後編では、ワンルームでのふたり暮らしに限界を感じたチヤコさんが、マンション購入に踏み切るところから始まります。
海の見えるタワマンに住みたい
家を買うという選択肢が出てきたのは、二人の交際八年目。25平米のワンルームでの同棲にさすがに限界を感じ、「もっと広い家に住みたい」と思ったのがきっかけだった。
「同棲って言っても、相手がうちに転がり込んでる状態が続いてただけですから。でもほぼうちで暮らしてるから、相手の荷物、とくに洋服がたくさん持ち込まれてたんですよ。
彼、見た目が若くて着道楽だったので、かさばって重たいジャケットとかが死ぬほどあって。コイツの服で部屋の体積の何割か占められてる! って状態でした。デスクとベッドを置いたらぎりぎりの部屋だから、私が寝ている横でごはん食べたりしてるし……」
意を決して相手に引っ越しを提案したところ、「チヤコちゃんの好きにしたら?」とまったく気のない返事が返ってきた。
「全然協力する気ないですよね(笑)。私はというと、ちょうど会社の先輩が一人で暮らしている豊洲のタワーマンションにお邪魔する機会があって、『私も海の見えるタワマンに住みたい!』と欲望を刺激されたところだったんです。

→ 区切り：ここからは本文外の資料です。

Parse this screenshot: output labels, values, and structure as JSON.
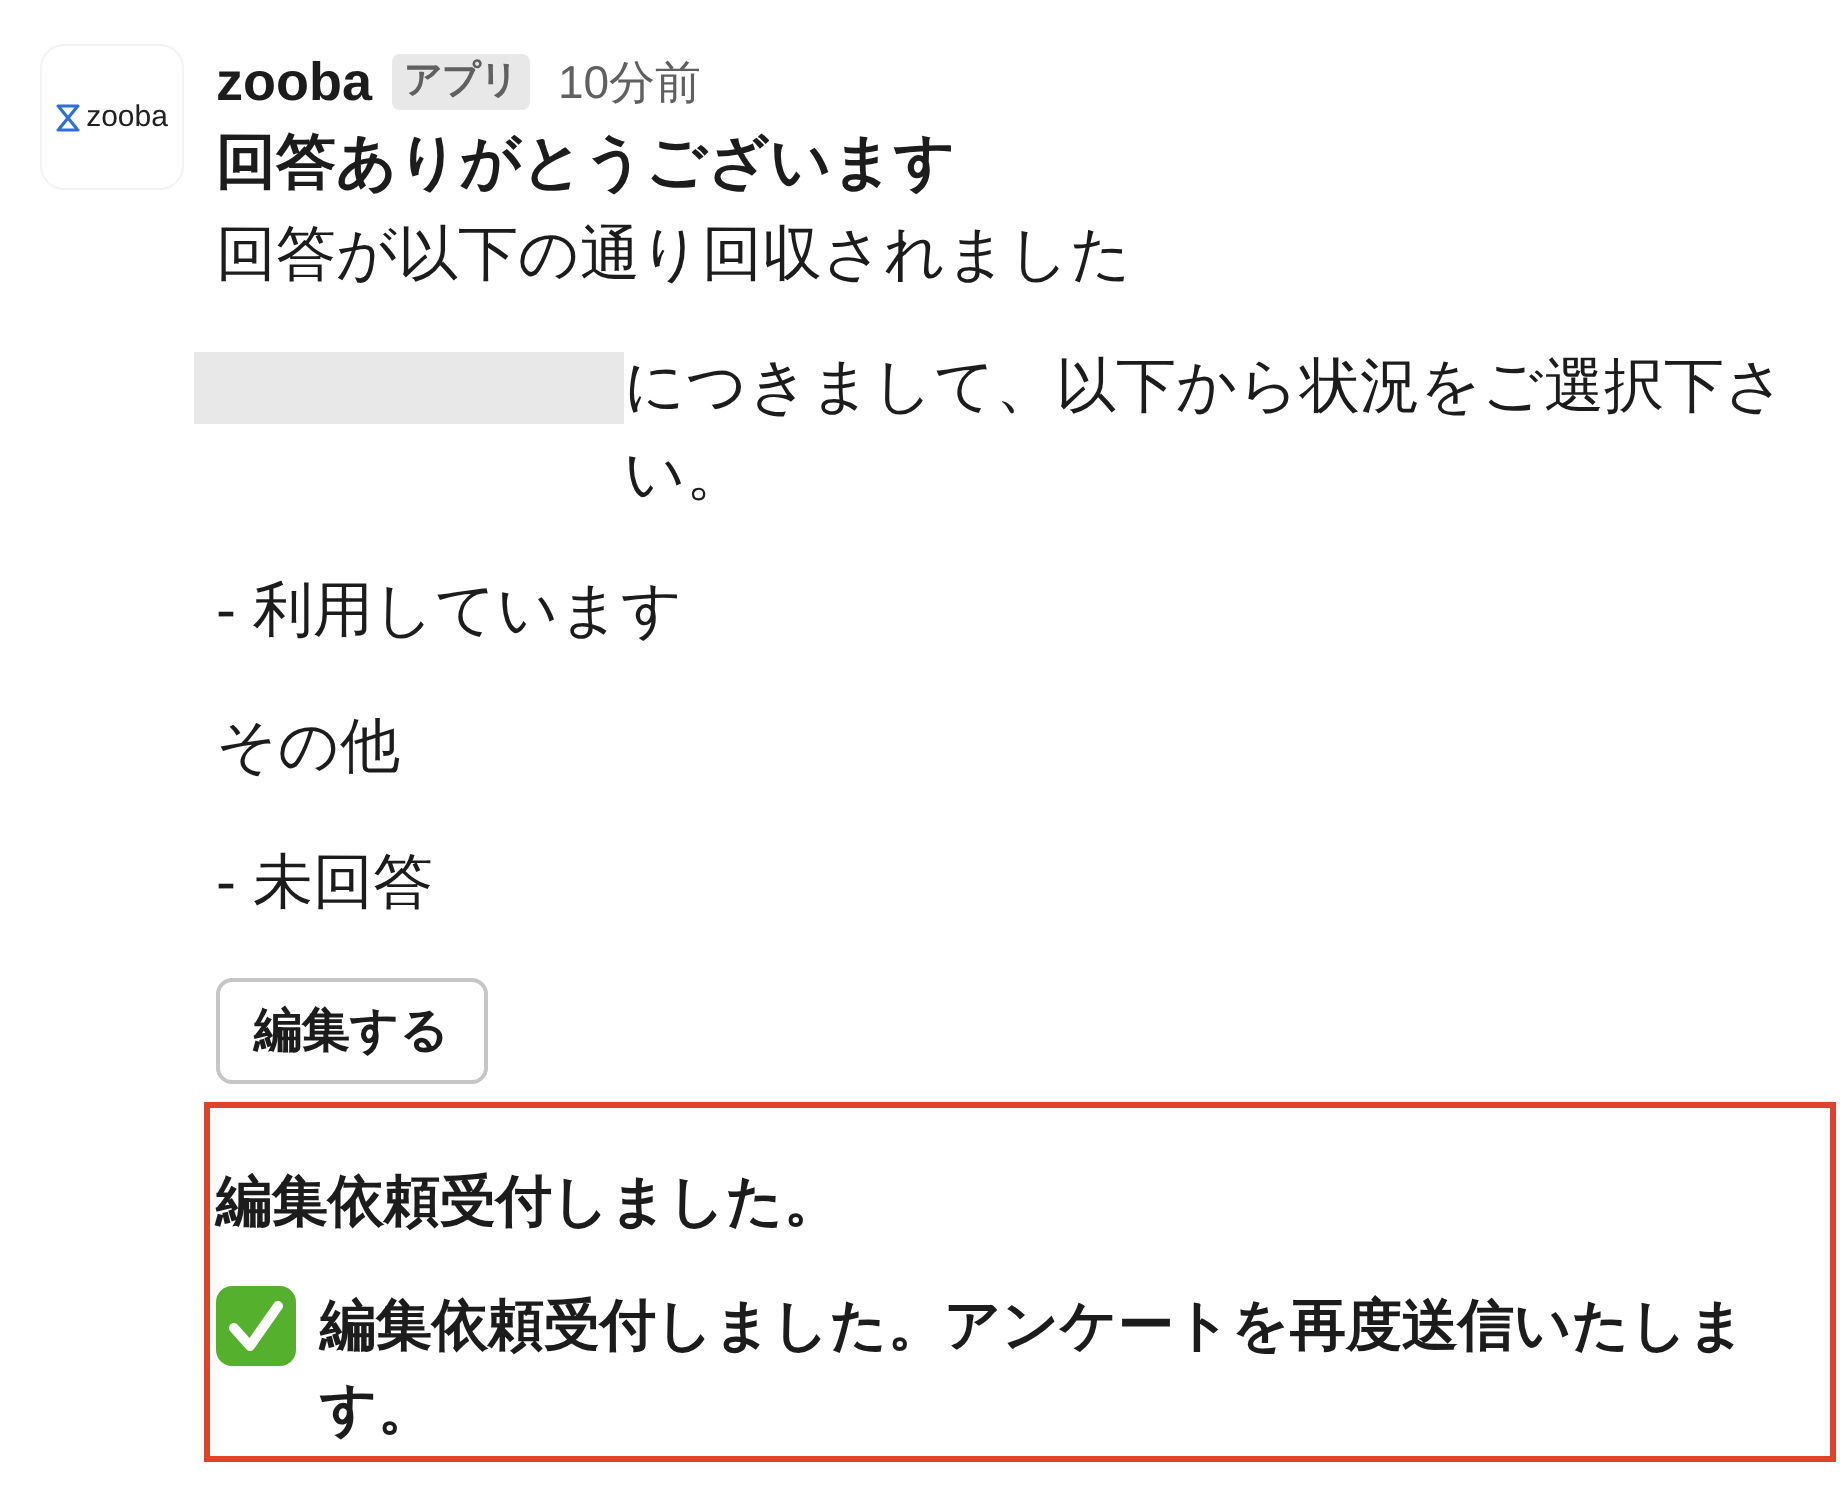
{
  "message": {
    "avatar": {
      "logo_text": "zooba"
    },
    "sender": "zooba",
    "badge": "アプリ",
    "time": "10分前",
    "title": "回答ありがとうございます",
    "subtitle": "回答が以下の通り回収されました",
    "blocks": [
      {
        "kind": "redacted_text",
        "text": "につきまして、以下から状況をご選択下さい。"
      },
      {
        "kind": "text",
        "text": "- 利用しています"
      },
      {
        "kind": "text",
        "text": "その他"
      },
      {
        "kind": "text",
        "text": "- 未回答"
      }
    ],
    "button": {
      "label": "編集する"
    },
    "highlighted_reply": {
      "heading": "編集依頼受付しました。",
      "confirmation": "編集依頼受付しました。アンケートを再度送信いたします。"
    }
  }
}
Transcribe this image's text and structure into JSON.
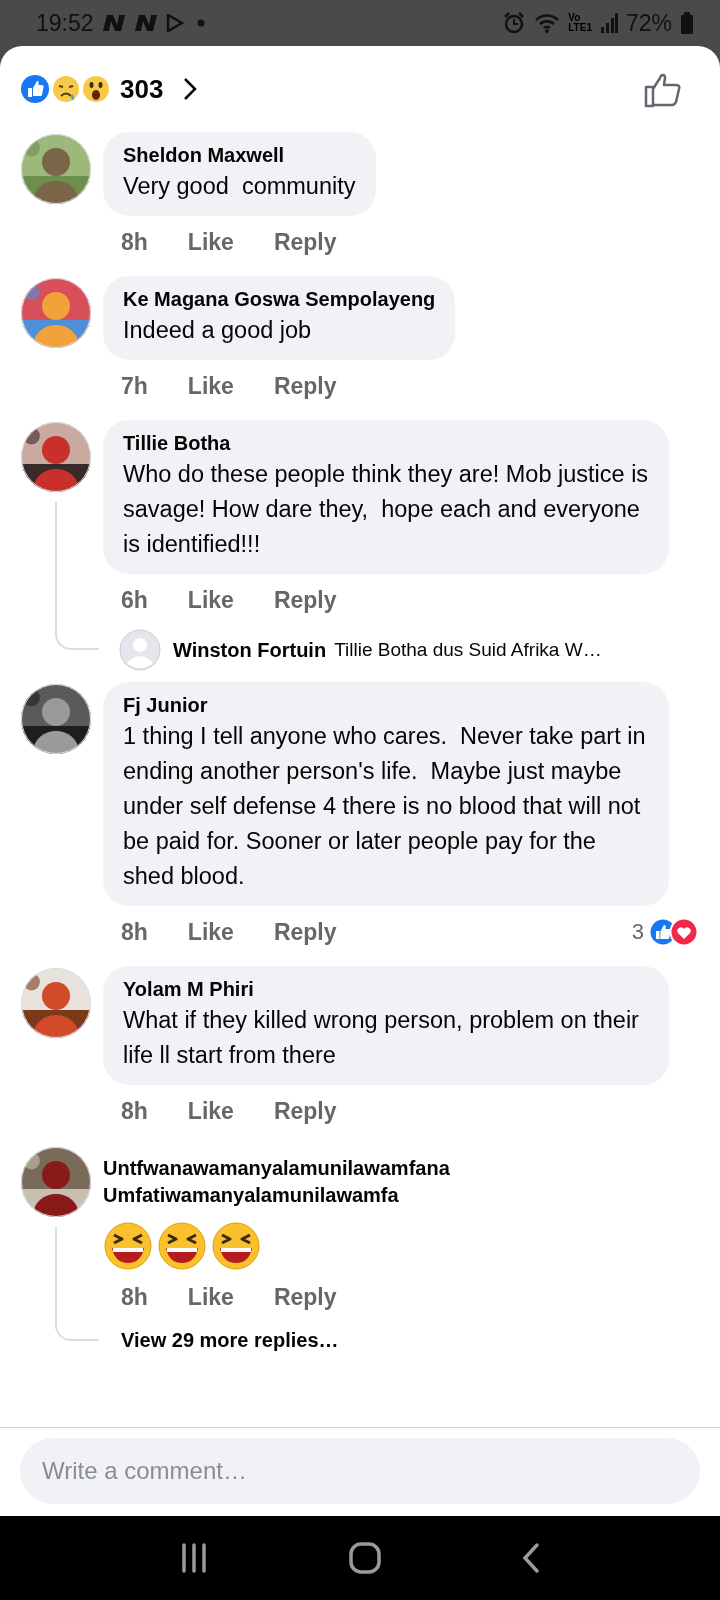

会社でも給料のベースがかなり上がってきた時期だったのもあり、これはもう一人でマンション買っちゃおうと決意しました」
マンション購入セミナーなどにせっせと通い、知識を得て物件選びに猛進。お互いの職場に近く、元の家の1.5倍以上の広さがある、海が見える新築タワーマンションの1LDK約40平米の一部屋を見つけ、検討一ヵ月で購入に踏み切った。そのお値段、5700万円だ。